Wie der Fall den man auf der Webseite einer Kinderwunschklinik in Indien lesen konnte, wo eine Frau mit 69 Jahren ein Kind geboren hat nachdem sie eine Eizellspende verwendet hat. Diese Frau ist 80 Jahre alt, wenn ihr Kind 10 wird. Wunder oder nicht, dieser Fall ist sehr extrem. Es geht nicht darum, daß wir denken die Mutter hat Schuld. Der Wunsch der Mutter ein Kind zu bekommen, hat sie sicher überwältigt, so daß sie nicht alles bedacht hat und die Verantwortung der Klinik wäre es gewesen eine aufschlußreiche, psychologische Untersuchung zu machen und ihr vernünftig zu erklären, daß sie dem Kind Kummer bereitet, wenn sie sich für diese Behandlung entscheidet. Deshalb wäre eine psychologische Untersuchung eine kluge Lösung speziell für Frauen die wesentlich älter sind.

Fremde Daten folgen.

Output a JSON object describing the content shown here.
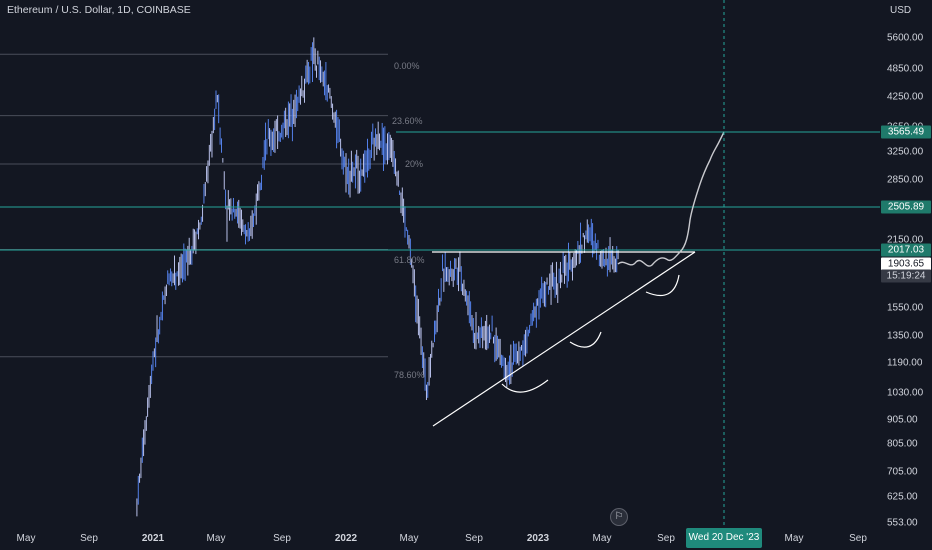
{
  "header": {
    "title": "Ethereum / U.S. Dollar, 1D, COINBASE"
  },
  "price_axis": {
    "currency": "USD",
    "ticks": [
      "5600.00",
      "4850.00",
      "4250.00",
      "3650.00",
      "3250.00",
      "2850.00",
      "2150.00",
      "1550.00",
      "1350.00",
      "1190.00",
      "1030.00",
      "905.00",
      "805.00",
      "705.00",
      "625.00",
      "553.00"
    ],
    "tags": {
      "resistance_high": "3565.49",
      "resistance_mid": "2505.89",
      "resistance_low": "2017.03",
      "last_price": "1903.65",
      "countdown": "15:19:24"
    }
  },
  "time_axis": {
    "ticks": [
      "May",
      "Sep",
      "2021",
      "May",
      "Sep",
      "2022",
      "May",
      "Sep",
      "2023",
      "May",
      "Sep",
      "May",
      "Sep"
    ],
    "crosshair_date": "Wed 20 Dec '23"
  },
  "fibonacci": {
    "levels": [
      "0.00%",
      "23.60%",
      "61.80%",
      "78.60%"
    ],
    "partial": "20%"
  },
  "colors": {
    "background": "#131722",
    "candles": "#2962ff",
    "resistance_line": "#26a69a",
    "drawing": "#ffffff",
    "fib_line": "#4a4e5a"
  },
  "event_icon": "us-flag-icon",
  "chart_data": {
    "type": "line",
    "title": "Ethereum / U.S. Dollar, 1D, COINBASE",
    "ylabel": "USD",
    "y_scale": "log",
    "ylim": [
      520,
      6300
    ],
    "x_ticks": [
      "May",
      "Sep",
      "2021",
      "May",
      "Sep",
      "2022",
      "May",
      "Sep",
      "2023",
      "May",
      "Sep",
      "May",
      "Sep"
    ],
    "series": [
      {
        "x": [
          "2020-12",
          "2021-01",
          "2021-02",
          "2021-03",
          "2021-04",
          "2021-05",
          "2021-05-19",
          "2021-06",
          "2021-07",
          "2021-08",
          "2021-09",
          "2021-10",
          "2021-11",
          "2021-12",
          "2022-01",
          "2022-02",
          "2022-03",
          "2022-04",
          "2022-05",
          "2022-06",
          "2022-07",
          "2022-08",
          "2022-09",
          "2022-10",
          "2022-11",
          "2022-12",
          "2023-01",
          "2023-02",
          "2023-03",
          "2023-04",
          "2023-05",
          "2023-06"
        ],
        "values": [
          580,
          1150,
          1700,
          1800,
          2200,
          4000,
          2300,
          2400,
          2000,
          3200,
          3400,
          3900,
          4800,
          4000,
          2800,
          2800,
          3300,
          3000,
          1900,
          1000,
          1700,
          1800,
          1300,
          1300,
          1100,
          1200,
          1550,
          1650,
          1800,
          2100,
          1850,
          1900
        ]
      }
    ],
    "fib_levels": [
      {
        "label": "0.00%",
        "price": 4870
      },
      {
        "label": "23.60%",
        "price": 3640
      },
      {
        "label": "61.80%",
        "price": 1930
      },
      {
        "label": "78.60%",
        "price": 1160
      }
    ],
    "horizontal_levels": [
      3565.49,
      2505.89,
      2017.03
    ],
    "last_price": 1903.65
  }
}
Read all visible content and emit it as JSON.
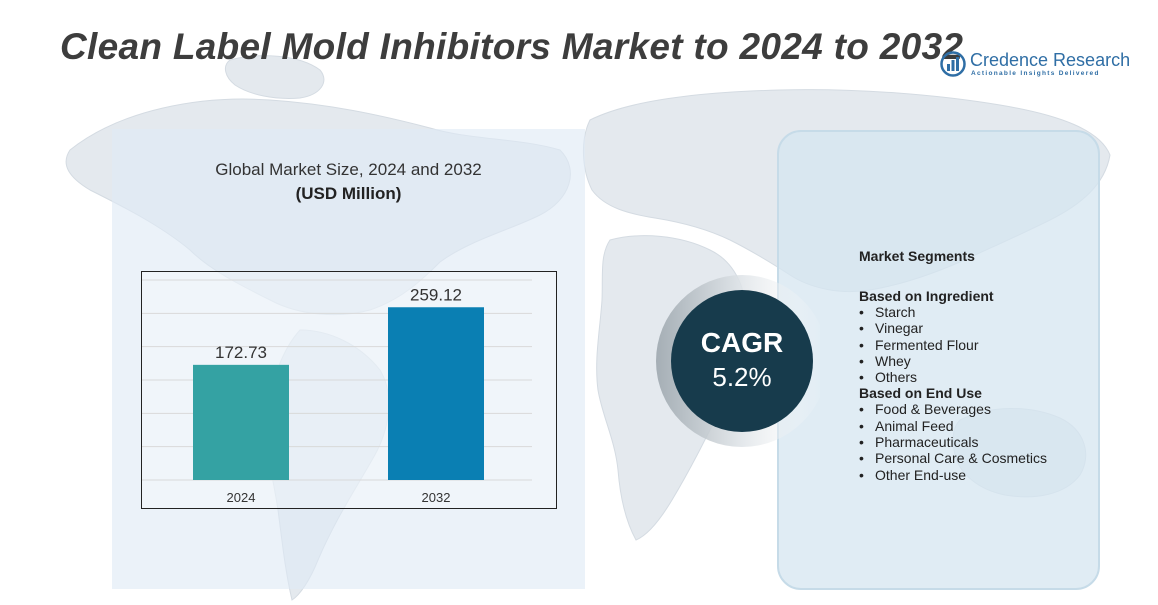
{
  "title": "Clean Label Mold Inhibitors Market to 2024 to 2032",
  "brand": {
    "name": "Credence Research",
    "tagline": "Actionable Insights Delivered",
    "color": "#2f6ea5"
  },
  "chart_data": {
    "type": "bar",
    "title": "Global Market Size,  2024 and 2032",
    "unit": "(USD Million)",
    "categories": [
      "2024",
      "2032"
    ],
    "values": [
      172.73,
      259.12
    ],
    "value_labels": [
      "172.73",
      "259.12"
    ],
    "colors": [
      "#34a2a3",
      "#0a7fb3"
    ],
    "ylim": [
      0,
      300
    ],
    "grid": true,
    "legend": "none"
  },
  "cagr": {
    "label": "CAGR",
    "value": "5.2%",
    "color": "#173b4c"
  },
  "segments": {
    "title": "Market Segments",
    "groups": [
      {
        "title": "Based on Ingredient",
        "items": [
          "Starch",
          "Vinegar",
          "Fermented Flour",
          "Whey",
          "Others"
        ]
      },
      {
        "title": "Based on End Use",
        "items": [
          "Food & Beverages",
          "Animal Feed",
          "Pharmaceuticals",
          "Personal Care & Cosmetics",
          "Other End-use"
        ]
      }
    ]
  }
}
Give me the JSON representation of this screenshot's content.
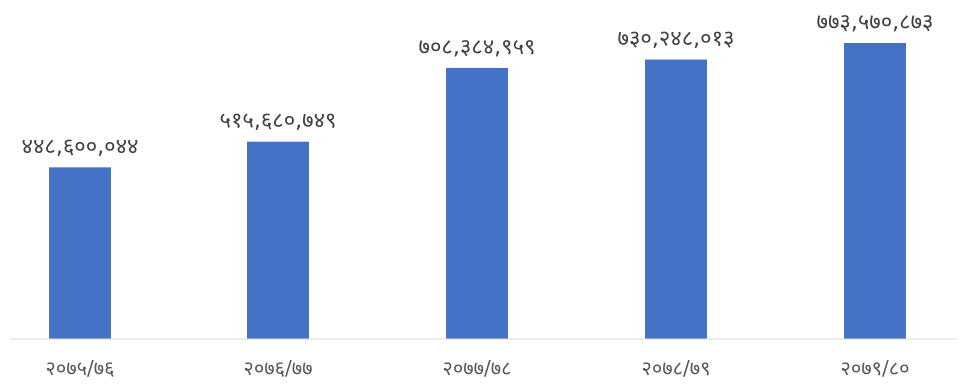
{
  "chart_data": {
    "type": "bar",
    "title": "",
    "xlabel": "",
    "ylabel": "",
    "categories": [
      "२०७५/७६",
      "२०७६/७७",
      "२०७७/७८",
      "२०७८/७९",
      "२०७९/८०"
    ],
    "values": [
      448600044,
      515680749,
      708384959,
      730248013,
      773570873
    ],
    "data_labels": [
      "४४८,६००,०४४",
      "५१५,६८०,७४९",
      "७०८,३८४,९५९",
      "७३०,२४८,०१३",
      "७७३,५७०,८७३"
    ],
    "ylim": [
      0,
      773570873
    ],
    "grid": false,
    "legend": "none",
    "bar_color": "#4472C4",
    "axis_color": "#D9D9D9"
  }
}
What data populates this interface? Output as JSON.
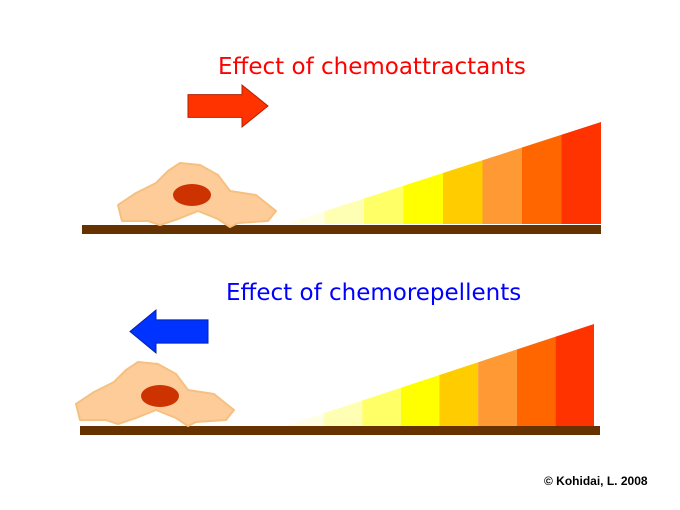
{
  "panels": [
    {
      "title": "Effect of chemoattractants",
      "title_color": "#ff0000",
      "arrow_direction": "right",
      "arrow_color": "#ff3300"
    },
    {
      "title": "Effect of chemorepellents",
      "title_color": "#0000ff",
      "arrow_direction": "left",
      "arrow_color": "#0033ff"
    }
  ],
  "gradient_colors": [
    "#ffffe6",
    "#ffffb3",
    "#ffff66",
    "#ffff00",
    "#ffcc00",
    "#ff9933",
    "#ff6600",
    "#ff3300"
  ],
  "cell_color": "#fdcc99",
  "nucleus_color": "#cc3300",
  "substrate_color": "#663300",
  "copyright": "© Kohidai, L. 2008"
}
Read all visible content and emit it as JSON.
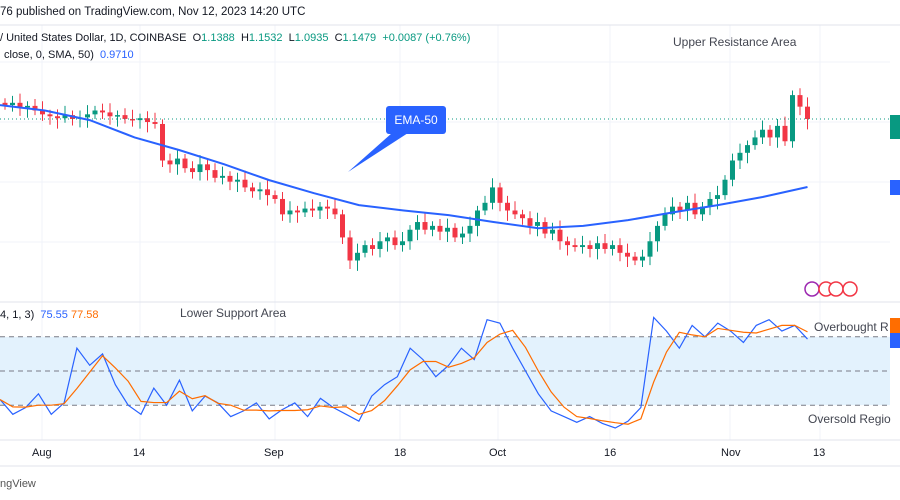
{
  "header": {
    "published": "76 published on TradingView.com, Nov 12, 2023 14:20 UTC"
  },
  "legend": {
    "symbol": "/ United States Dollar, 1D, COINBASE",
    "o_label": "O",
    "open": "1.1388",
    "h_label": "H",
    "high": "1.1532",
    "l_label": "L",
    "low": "1.0935",
    "c_label": "C",
    "close": "1.1479",
    "change": "+0.0087 (+0.76%)"
  },
  "sma": {
    "label": "close, 0, SMA, 50)",
    "value": "0.9710"
  },
  "stoch": {
    "label": "4, 1, 3)",
    "k": "75.55",
    "d": "77.58"
  },
  "annotations": {
    "upper": "Upper Resistance Area",
    "lower": "Lower Support Area",
    "ema": "EMA-50",
    "overbought": "Overbought R",
    "oversold": "Oversold Regio"
  },
  "footer": {
    "brand": "ngView"
  },
  "colors": {
    "up": "#089981",
    "down": "#f23645",
    "ema": "#2962ff",
    "k": "#2962ff",
    "d": "#ff6d00",
    "band": "#e3f2fd",
    "callout": "#2962ff"
  },
  "chart_data": {
    "type": "candlestick",
    "x_ticks": [
      "Aug",
      "14",
      "Sep",
      "18",
      "Oct",
      "16",
      "Nov",
      "13"
    ],
    "closes": [
      1.184,
      1.19,
      1.178,
      1.182,
      1.17,
      1.16,
      1.155,
      1.15,
      1.158,
      1.148,
      1.152,
      1.16,
      1.17,
      1.165,
      1.155,
      1.158,
      1.148,
      1.145,
      1.15,
      1.14,
      1.135,
      1.04,
      1.03,
      1.045,
      1.02,
      1.01,
      1.03,
      1.015,
      0.995,
      1.0,
      0.985,
      0.99,
      0.97,
      0.96,
      0.965,
      0.95,
      0.94,
      0.9,
      0.91,
      0.905,
      0.915,
      0.91,
      0.92,
      0.915,
      0.9,
      0.84,
      0.78,
      0.8,
      0.82,
      0.81,
      0.83,
      0.84,
      0.82,
      0.83,
      0.86,
      0.88,
      0.86,
      0.87,
      0.855,
      0.865,
      0.84,
      0.85,
      0.87,
      0.91,
      0.93,
      0.97,
      0.93,
      0.91,
      0.9,
      0.89,
      0.87,
      0.88,
      0.85,
      0.86,
      0.83,
      0.82,
      0.815,
      0.82,
      0.81,
      0.825,
      0.81,
      0.82,
      0.8,
      0.79,
      0.78,
      0.79,
      0.83,
      0.87,
      0.9,
      0.92,
      0.91,
      0.93,
      0.9,
      0.92,
      0.94,
      0.95,
      0.99,
      1.04,
      1.06,
      1.08,
      1.1,
      1.12,
      1.1,
      1.13,
      1.09,
      1.21,
      1.18,
      1.1479
    ],
    "last_price": 1.1479,
    "ema50": [
      1.184,
      1.17,
      1.145,
      1.1,
      1.067,
      1.03,
      0.989,
      0.955,
      0.924,
      0.91,
      0.898,
      0.88,
      0.864,
      0.87,
      0.885,
      0.905,
      0.924,
      0.945,
      0.971
    ],
    "stoch_k": [
      25,
      12,
      18,
      30,
      12,
      22,
      70,
      55,
      65,
      38,
      20,
      12,
      35,
      20,
      42,
      15,
      28,
      22,
      10,
      15,
      22,
      8,
      16,
      22,
      10,
      26,
      18,
      12,
      6,
      28,
      38,
      45,
      70,
      60,
      45,
      55,
      70,
      60,
      95,
      92,
      70,
      50,
      30,
      15,
      10,
      5,
      10,
      4,
      0,
      6,
      18,
      97,
      85,
      70,
      90,
      80,
      92,
      85,
      75,
      90,
      95,
      85,
      90,
      78
    ],
    "stoch_levels": [
      80,
      50,
      20
    ],
    "stoch_range": [
      0,
      100
    ]
  }
}
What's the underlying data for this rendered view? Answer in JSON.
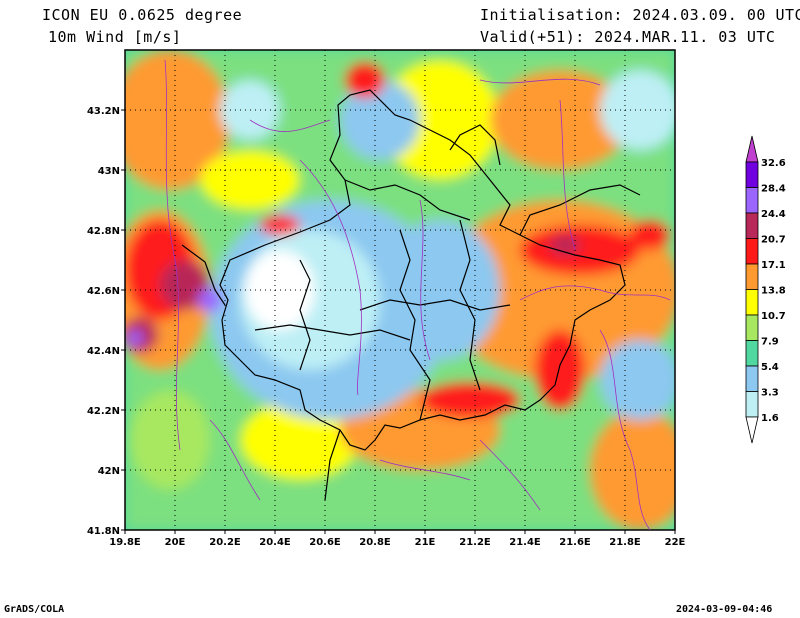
{
  "header": {
    "model": "ICON EU 0.0625 degree",
    "field": "10m Wind [m/s]",
    "init": "Initialisation: 2024.03.09. 00 UTC",
    "valid": "Valid(+51): 2024.MAR.11. 03 UTC"
  },
  "footer": {
    "credit": "GrADS/COLA",
    "timestamp": "2024-03-09-04:46"
  },
  "map": {
    "x_ticks": [
      "19.8E",
      "20E",
      "20.2E",
      "20.4E",
      "20.6E",
      "20.8E",
      "21E",
      "21.2E",
      "21.4E",
      "21.6E",
      "21.8E",
      "22E"
    ],
    "y_ticks": [
      "43.2N",
      "43N",
      "42.8N",
      "42.6N",
      "42.4N",
      "42.2N",
      "42N",
      "41.8N"
    ],
    "lon_range": [
      19.8,
      22.0
    ],
    "lat_range": [
      41.8,
      43.4
    ]
  },
  "colorbar": {
    "labels": [
      "1.6",
      "3.3",
      "5.4",
      "7.9",
      "10.7",
      "13.8",
      "17.1",
      "20.7",
      "24.4",
      "28.4",
      "32.6"
    ],
    "colors": [
      "#ffffff",
      "#bdeff5",
      "#8cc8f0",
      "#50d8a0",
      "#a8e860",
      "#ffff00",
      "#ff9a30",
      "#ff1a1a",
      "#b82858",
      "#9a66ff",
      "#7000e0",
      "#c040d0"
    ]
  }
}
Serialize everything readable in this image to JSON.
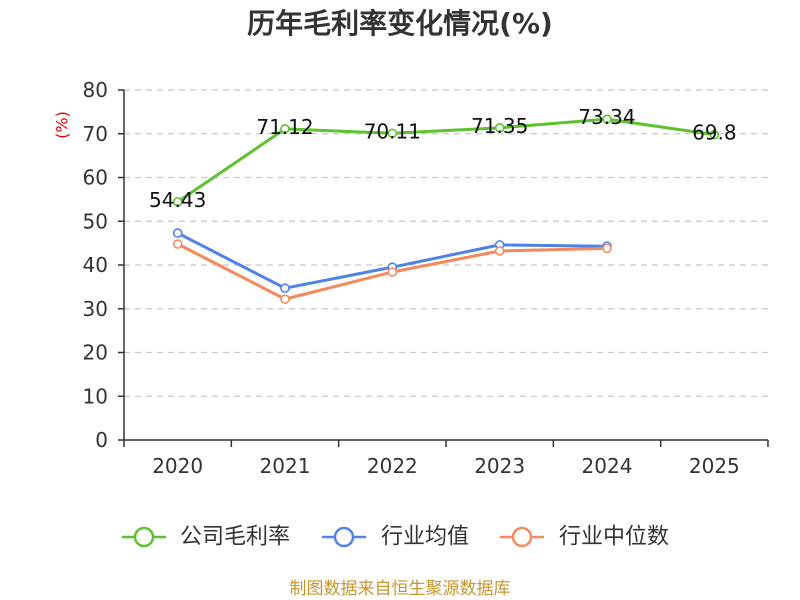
{
  "chart_data": {
    "type": "line",
    "title": "历年毛利率变化情况(%)",
    "xlabel": "",
    "ylabel": "(%)",
    "ylabel_color": "#dd0000",
    "categories": [
      "2020",
      "2021",
      "2022",
      "2023",
      "2024",
      "2025"
    ],
    "ylim": [
      0,
      80
    ],
    "yticks": [
      0,
      10,
      20,
      30,
      40,
      50,
      60,
      70,
      80
    ],
    "grid": true,
    "legend_position": "bottom",
    "series": [
      {
        "name": "公司毛利率",
        "color": "#5ec12f",
        "show_labels": true,
        "values": [
          54.43,
          71.12,
          70.11,
          71.35,
          73.34,
          69.8
        ]
      },
      {
        "name": "行业均值",
        "color": "#5082e5",
        "show_labels": false,
        "values": [
          47.3,
          34.7,
          39.5,
          44.6,
          44.3,
          null
        ]
      },
      {
        "name": "行业中位数",
        "color": "#f48a5c",
        "show_labels": false,
        "values": [
          44.8,
          32.2,
          38.4,
          43.2,
          43.8,
          null
        ]
      }
    ]
  },
  "footer": {
    "source": "制图数据来自恒生聚源数据库",
    "color": "#c8952c"
  }
}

Lassen Sie Eizellspende nicht zu Ausbeutung werden

Wir wir am Anfang gesagt haben, es gibt keinen Zweifel, daß Eizellspende Gutes tun kann und viel Gutes tut. Es gibt allerdings Menschen, die nur auf eine finanzielle Gelegenheit aus sind und verderben was gemacht wurde, um anderen zu helfen und es nur für den Profit verwenden. Man sollte definitiv in die Richtung von „gebührenfrei“ und freiwilliger Eizellspende gehen, so daß kein Zweifel besteht, daß man unfruchtbaren Paaren hilft und nicht nur jemand ein Opportunist ist, der Geld verdienen möchte. Zu guter Letzt brauchen wir noch mehr Aufmerksamkeit und Überprüfung der Gesundheit der Spenderinnen und Kindern, die über Eizellspende geboren werden.

Bis daß Eizellspende wirklich eine Spende und keine bezahlte Dienstleistung ist, sollten wir alle vorsichtig sein und nach gutem Gewissen handeln.